Sometimes I wonder if the design industry—and particularly the digital space—has over-complicated things.
There are two critical dimensions to a service; end to end and front to back.
From end to end - All services comprise multiple moments that enable a user or customer to achieve their goals. The key to creating a compelling user experience is understanding the relationships between these moments digital and non-digital and designing across and between these moments.
From front to back - The concept of the front-stage and back-stage experience is well defined within the service design world. You can’t create exceptional service experience without looking at the process that delivers it.

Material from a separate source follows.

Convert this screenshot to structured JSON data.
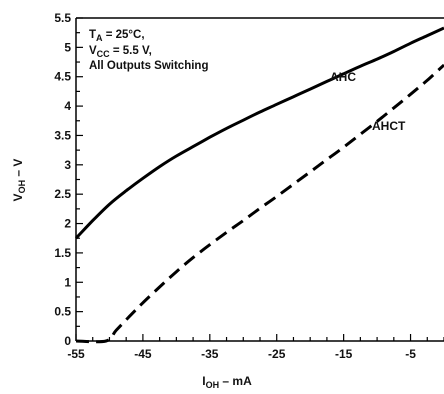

In today’s world, the only logical approach is to start with the customer-facing service and its experience and then work inwards, engineering the optimal organisation to support the service. The role of the service organisation in the backstage is to support the service effectively, with its shape and structure built and adapted to suit. All too often the back-stage processes are overlooked, with new services built on top of dysfunctional organisations. But when back-stage organisational problems exist, they have front-stage consequences: poor service, customer frustration, and inconsistent channels. Streamlining back-stage processes is critical.
Pushing the service dimensions
As a designer, regardless of your remit you are in a unique position to push against these dimensions, to not only ensure that all touchpoints are well connected but also to shape the service organisation that supports them.
When designing a specific moment, it’s absolutely critical not to lose sight of where this moment sits within the broader service:
- What is its role?
- What is its relationship with other touchpoints?
- How might your design decisions influence other moments?
- Where does the content come from and what are the workflows that create it?
We did just that at Clearleft on a recent project with Brighton and Hove City Council. We were helping a department called Cityclean who are responsible for rubbish, recycling and street cleaning in the city.
Initially, we were asked to look at the form that citizens use to report issues such as graffiti, fly-tipping and broken glass. There was a feeling in the council that the form was difficult to use and that it was putting people off. They weren’t wrong. But by asking the right probing questions, we began to identify a much bigger service opportunity that we really enjoyed tackling:
- Who will use this information?
- What decisions or action will be taken based on the information collected?
- How will issues be tracked and monitored?
So when you are designing anything, no matter how small or how broad, consider all dimensions. Even if you don’t initially have the remit, push to the outer edges by asking probing questions around context. Then quickly build momentum by visualising the opportunity and making it real.
Good luck everyone in pushing those dimensions.